Its not always this clear and pristine, every house in town has a wood burning furnace, to augment their regular heating system, and every house has a wood burning fireplace: the firewood is free from the local sawmill. When you combine all of the wood smoke with the warm air from the lake, we often have thermal inversions where a still night’s cold air holds the warmer air down at ground level; an effect that might remind you of a Scottish bog with the dense acrid smell of burning wood.
On the east end of the lake near town, there is a dam and a water wheel; with a large pool of dangerous churning water below and a train trestle up above. Before electricity, the wheel provided the power to the saw mill via a system of belts and gears. Later, a generator was attached to the water wheel to replace the mechanical conveyance. Now the saw mill is directly plugged into the power grid for this area. The sawmill owners still maintain the wheel for its appearance and the town’s nostalgic character.
The Spring River that flows from the lake is one of the most beautiful and fishable trout steams in the entire Eastern United States. Four miles down stream it empties into the larger Deerfield River, an equally great and beautiful trout stream. Until that point, Spring River never freezes in the winter and never gets as warm as seventy degrees in the summer, which is the highest temperature that trout can survive. It also makes a wonderful place to swim. Although a healthy person can stay in the water for over an hour without developing hypothermia, after about fifteen minutes you start to turn blue and all but the toughest people head for the shore.

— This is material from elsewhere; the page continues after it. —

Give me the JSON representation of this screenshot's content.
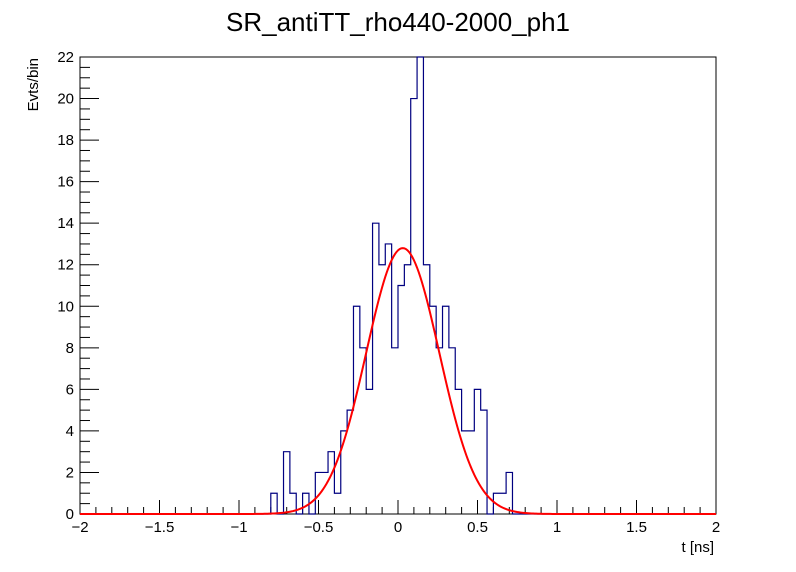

We do not have everything in Spring Lake and that might bother some people who don’t live here, just like having them might bother some people that do live here. We don’t have a hospital, a bank, a drug store, any clothing or department stores, a full-time police department or fire department. Nor do we have a fancy restaurant; take out food, a bar, or a package store. All of that is available within ten miles to North Adams or twenty miles to Pittsfield.